Naturally, a question arises: How is the new concept of Strategic Kaizen for performing synchronous profitable operations defined? "…it is a participatory, systematic, and scientific planning and control process used to align financial and operational business strategy with strategic systematic improvement activities to meet the goals of Takt Profit and takt time at the same time regardless of sales trend (increasing or decreasing)."

Therefore, in this book, I did not limit the Strategic Kaizen to a mere strategic improvement approach. It goes beyond since its main purpose is to direct a complete and continuous strategic transformation to the ideal state of operations, to the state of synchronous profitable operations by meeting successive targets of Takt Profit, or ”the target profit per minute in the bottleneck operation”, and implicitly by meeting the successive targets of takt time. 
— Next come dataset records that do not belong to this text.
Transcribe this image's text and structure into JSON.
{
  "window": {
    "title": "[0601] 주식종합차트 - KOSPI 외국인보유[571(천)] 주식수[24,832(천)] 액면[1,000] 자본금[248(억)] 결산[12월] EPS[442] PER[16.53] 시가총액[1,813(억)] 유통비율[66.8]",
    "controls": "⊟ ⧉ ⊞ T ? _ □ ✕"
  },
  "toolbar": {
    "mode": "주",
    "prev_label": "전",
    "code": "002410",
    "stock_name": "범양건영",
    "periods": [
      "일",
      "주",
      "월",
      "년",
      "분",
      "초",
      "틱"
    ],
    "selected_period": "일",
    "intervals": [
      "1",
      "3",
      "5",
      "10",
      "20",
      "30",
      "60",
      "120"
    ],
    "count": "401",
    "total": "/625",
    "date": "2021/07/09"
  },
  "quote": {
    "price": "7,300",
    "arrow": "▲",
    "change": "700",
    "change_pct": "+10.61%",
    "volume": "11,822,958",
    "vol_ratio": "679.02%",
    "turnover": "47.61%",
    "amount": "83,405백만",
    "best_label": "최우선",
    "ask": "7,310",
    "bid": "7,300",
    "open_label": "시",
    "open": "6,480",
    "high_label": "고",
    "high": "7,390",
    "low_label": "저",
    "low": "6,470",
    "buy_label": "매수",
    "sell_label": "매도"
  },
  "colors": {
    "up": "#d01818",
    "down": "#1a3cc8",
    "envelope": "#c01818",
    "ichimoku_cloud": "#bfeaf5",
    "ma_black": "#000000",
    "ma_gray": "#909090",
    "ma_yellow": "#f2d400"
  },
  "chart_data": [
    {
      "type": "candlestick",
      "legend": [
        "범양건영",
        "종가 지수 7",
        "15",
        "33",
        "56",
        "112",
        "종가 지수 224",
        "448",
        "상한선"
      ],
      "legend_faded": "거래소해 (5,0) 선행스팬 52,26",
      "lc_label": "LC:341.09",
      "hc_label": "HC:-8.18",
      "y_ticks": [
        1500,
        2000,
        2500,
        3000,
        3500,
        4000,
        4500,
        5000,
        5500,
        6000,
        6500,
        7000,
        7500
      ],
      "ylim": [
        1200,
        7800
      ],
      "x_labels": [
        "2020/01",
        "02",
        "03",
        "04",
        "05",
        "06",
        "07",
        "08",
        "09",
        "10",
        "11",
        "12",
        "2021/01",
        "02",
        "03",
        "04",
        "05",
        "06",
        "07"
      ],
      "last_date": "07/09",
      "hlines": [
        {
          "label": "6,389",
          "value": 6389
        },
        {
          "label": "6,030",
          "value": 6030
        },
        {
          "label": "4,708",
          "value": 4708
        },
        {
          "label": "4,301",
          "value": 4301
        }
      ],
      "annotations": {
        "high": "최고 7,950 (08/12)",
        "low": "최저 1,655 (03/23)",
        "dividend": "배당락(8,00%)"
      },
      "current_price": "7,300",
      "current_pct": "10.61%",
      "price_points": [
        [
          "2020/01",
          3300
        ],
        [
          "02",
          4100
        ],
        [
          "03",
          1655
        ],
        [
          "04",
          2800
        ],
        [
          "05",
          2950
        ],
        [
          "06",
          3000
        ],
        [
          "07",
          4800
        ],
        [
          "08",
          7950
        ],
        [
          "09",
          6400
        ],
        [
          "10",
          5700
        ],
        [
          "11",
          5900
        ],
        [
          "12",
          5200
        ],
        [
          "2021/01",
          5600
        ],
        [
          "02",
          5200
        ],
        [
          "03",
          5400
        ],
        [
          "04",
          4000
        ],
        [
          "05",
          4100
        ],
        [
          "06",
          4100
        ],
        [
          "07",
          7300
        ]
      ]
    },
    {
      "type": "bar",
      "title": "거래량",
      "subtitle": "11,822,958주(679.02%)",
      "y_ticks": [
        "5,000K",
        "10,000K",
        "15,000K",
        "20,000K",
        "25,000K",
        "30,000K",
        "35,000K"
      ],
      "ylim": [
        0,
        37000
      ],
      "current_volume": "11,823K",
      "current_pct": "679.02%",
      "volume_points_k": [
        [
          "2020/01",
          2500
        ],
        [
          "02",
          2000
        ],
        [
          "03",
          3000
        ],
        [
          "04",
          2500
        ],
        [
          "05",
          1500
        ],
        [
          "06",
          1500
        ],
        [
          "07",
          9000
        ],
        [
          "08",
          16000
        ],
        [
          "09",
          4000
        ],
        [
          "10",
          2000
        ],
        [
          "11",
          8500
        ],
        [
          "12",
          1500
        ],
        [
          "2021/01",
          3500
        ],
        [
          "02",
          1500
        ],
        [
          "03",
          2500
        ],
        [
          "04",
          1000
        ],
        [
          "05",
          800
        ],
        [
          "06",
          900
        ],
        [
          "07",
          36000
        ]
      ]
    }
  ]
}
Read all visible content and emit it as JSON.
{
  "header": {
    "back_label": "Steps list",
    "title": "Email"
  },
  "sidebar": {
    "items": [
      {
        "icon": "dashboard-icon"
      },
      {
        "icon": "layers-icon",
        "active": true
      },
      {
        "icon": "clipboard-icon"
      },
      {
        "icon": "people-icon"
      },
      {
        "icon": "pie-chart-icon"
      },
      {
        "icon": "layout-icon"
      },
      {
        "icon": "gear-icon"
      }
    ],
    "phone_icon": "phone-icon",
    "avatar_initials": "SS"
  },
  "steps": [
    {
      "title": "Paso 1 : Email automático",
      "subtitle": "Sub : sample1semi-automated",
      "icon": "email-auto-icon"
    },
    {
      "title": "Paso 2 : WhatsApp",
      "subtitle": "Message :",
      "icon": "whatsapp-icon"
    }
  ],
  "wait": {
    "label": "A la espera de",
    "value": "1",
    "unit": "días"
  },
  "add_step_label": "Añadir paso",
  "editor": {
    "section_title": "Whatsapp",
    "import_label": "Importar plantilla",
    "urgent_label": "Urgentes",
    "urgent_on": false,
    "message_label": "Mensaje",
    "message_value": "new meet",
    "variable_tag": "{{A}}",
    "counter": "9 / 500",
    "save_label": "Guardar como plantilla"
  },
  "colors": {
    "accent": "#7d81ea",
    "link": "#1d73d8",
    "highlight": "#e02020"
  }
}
As is known, the concept of "synchronization", or JIT and its practice are very important, but it is very difficult for all manufacturing companies to achieve a complete and especially profitable "synchronization". For final manufacturers, "synchronization" seems to be still an extremely effective method, but for their suppliers, "synchronization" is not always adequate, and it is not always profitable enough.
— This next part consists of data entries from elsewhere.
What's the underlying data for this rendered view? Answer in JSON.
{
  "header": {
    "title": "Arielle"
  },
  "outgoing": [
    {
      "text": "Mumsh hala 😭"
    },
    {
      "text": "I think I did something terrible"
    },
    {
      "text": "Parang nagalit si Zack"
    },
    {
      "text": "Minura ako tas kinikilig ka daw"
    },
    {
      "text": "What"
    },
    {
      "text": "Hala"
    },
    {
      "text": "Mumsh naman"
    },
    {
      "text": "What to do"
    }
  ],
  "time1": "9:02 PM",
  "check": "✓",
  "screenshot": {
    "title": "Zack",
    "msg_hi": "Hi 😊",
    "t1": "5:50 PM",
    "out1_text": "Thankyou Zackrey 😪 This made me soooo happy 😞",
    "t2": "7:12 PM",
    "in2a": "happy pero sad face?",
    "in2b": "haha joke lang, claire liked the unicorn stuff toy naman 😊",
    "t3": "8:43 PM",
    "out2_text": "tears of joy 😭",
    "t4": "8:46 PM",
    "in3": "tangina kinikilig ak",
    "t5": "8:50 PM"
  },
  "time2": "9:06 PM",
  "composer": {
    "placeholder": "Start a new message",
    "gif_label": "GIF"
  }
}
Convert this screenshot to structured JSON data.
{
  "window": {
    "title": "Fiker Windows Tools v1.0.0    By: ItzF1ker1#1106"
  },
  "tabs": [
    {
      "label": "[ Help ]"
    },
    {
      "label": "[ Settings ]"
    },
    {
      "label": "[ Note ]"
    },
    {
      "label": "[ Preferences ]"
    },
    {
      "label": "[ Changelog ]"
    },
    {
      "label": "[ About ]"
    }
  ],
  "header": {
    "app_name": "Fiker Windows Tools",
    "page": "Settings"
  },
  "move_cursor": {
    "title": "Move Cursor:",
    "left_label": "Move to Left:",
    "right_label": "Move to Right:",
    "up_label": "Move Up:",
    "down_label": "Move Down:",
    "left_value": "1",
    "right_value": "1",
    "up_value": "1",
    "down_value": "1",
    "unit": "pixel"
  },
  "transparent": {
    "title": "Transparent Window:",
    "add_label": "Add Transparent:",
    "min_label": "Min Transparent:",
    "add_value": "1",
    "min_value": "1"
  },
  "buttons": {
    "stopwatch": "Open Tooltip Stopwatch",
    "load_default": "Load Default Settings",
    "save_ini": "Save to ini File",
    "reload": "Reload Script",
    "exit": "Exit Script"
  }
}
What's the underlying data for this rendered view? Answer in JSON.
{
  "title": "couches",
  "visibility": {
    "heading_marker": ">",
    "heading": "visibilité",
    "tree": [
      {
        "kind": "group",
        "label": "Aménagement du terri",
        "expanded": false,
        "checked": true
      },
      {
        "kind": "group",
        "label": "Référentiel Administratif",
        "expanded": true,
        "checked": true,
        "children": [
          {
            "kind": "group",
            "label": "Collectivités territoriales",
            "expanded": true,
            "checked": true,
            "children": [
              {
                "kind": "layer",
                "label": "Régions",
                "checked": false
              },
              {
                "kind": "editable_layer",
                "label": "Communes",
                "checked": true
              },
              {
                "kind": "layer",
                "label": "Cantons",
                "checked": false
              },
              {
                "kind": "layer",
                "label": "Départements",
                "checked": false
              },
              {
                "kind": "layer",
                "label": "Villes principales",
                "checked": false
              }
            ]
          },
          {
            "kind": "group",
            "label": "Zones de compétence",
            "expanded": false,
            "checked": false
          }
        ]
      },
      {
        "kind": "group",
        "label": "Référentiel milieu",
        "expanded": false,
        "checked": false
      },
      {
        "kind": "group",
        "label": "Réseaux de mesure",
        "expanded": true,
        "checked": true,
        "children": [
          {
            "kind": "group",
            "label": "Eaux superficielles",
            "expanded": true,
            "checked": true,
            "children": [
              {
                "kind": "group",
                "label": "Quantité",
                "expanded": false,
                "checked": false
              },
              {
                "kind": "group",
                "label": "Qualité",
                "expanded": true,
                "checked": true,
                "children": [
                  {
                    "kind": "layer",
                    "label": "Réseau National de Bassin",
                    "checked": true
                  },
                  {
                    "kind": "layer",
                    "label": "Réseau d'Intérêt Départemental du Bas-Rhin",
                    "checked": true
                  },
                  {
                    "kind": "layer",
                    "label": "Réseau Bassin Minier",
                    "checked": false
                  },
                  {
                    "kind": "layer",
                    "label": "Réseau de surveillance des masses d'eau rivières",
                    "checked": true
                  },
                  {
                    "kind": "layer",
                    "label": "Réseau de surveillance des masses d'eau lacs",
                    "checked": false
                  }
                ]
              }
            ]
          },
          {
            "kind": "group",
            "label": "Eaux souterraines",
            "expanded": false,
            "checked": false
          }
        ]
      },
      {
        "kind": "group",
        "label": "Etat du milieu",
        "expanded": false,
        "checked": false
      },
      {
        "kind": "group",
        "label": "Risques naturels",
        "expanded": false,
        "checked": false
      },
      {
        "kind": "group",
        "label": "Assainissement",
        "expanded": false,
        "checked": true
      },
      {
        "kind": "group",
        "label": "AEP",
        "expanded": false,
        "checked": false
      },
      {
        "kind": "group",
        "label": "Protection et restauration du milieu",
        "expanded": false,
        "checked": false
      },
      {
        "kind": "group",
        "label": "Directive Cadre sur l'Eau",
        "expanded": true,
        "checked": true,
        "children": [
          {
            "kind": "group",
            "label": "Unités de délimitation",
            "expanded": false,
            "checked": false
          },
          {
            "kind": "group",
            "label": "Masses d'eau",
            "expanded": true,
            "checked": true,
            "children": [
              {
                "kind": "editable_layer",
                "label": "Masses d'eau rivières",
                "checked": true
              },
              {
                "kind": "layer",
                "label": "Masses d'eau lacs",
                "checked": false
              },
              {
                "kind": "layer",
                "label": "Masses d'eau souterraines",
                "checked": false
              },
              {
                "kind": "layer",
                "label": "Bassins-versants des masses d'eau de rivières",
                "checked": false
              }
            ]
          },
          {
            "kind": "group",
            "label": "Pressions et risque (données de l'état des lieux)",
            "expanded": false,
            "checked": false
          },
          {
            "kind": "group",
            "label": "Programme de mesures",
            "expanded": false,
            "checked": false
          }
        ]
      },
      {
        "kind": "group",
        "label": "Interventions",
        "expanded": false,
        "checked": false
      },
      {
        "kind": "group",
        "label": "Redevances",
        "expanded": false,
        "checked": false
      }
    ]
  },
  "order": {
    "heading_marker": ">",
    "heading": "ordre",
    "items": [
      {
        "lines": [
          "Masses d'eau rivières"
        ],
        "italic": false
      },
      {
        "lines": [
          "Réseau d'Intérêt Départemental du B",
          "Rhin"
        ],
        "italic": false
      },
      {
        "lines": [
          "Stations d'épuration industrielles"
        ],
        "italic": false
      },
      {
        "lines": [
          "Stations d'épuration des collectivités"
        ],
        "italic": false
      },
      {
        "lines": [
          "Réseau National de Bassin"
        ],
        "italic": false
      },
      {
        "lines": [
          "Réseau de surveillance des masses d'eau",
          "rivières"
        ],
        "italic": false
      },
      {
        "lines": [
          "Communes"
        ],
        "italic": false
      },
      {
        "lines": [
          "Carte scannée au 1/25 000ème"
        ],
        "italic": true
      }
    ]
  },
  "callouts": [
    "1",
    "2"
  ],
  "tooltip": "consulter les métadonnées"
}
But let's return to your question more specifically. By applying the unique methodology in seven basic processes of Strategic Kaizen presented in detail and with real case studies only in this book, executives have a new way of thinking and acting to move the business to the next level.

In the first five processes, strategic productivity improvements are planned, as follows:

1) measuring and studying the full potential for strategic productivity improvement;

2) calculating ideal Takt Profit and setting strategic expectations for stratified KAIZENshiro;

3) annual financial reconciliation by establishing annual KAIZENshiro budgets and the annual Takt Profit target (financial catchball);

4) annual operational reconciliation by establishing the production target time and by developing the Balanced Scorecard and KPIs (operational catchball);

5) organizing, planning, and learning for Strategic Kaizen.

Then the last two processes focus on the implementation and management, as follows:

6) implementing annual feasible Strategic Kaizen projects in six steps;

7) results, standardization, horizontal extensions, and future plans. 

In conclusion, I recommend both final manufacturers and their suppliers use Strategic Kaizen to simultaneously satisfy the urgent need for "synchronization", or operational need and "profitability" to achieve complete and continuous strategic transformation and to achieve continuous strategic improvement in manufacturing costs of at least 6% per year and with a total of 30-45% for five consecutive years, based on the reduction/elimination of costs of excess inputs and the associated cost of failing to utilize those optimally, costs that exist in their organization anyway, without significant investments, with financial visibility of improvements at the level of KAIZENshiro budgets.

So, the main job of managers is to improve productivity systemically, without investment, and especially strategically, through the now available new Strategic Kaizen thinking and methodology.

What do you think of Alin Posteucă's idea of Strategic Kaizen? Do you think this methodology can achieve synchronous profitable operations?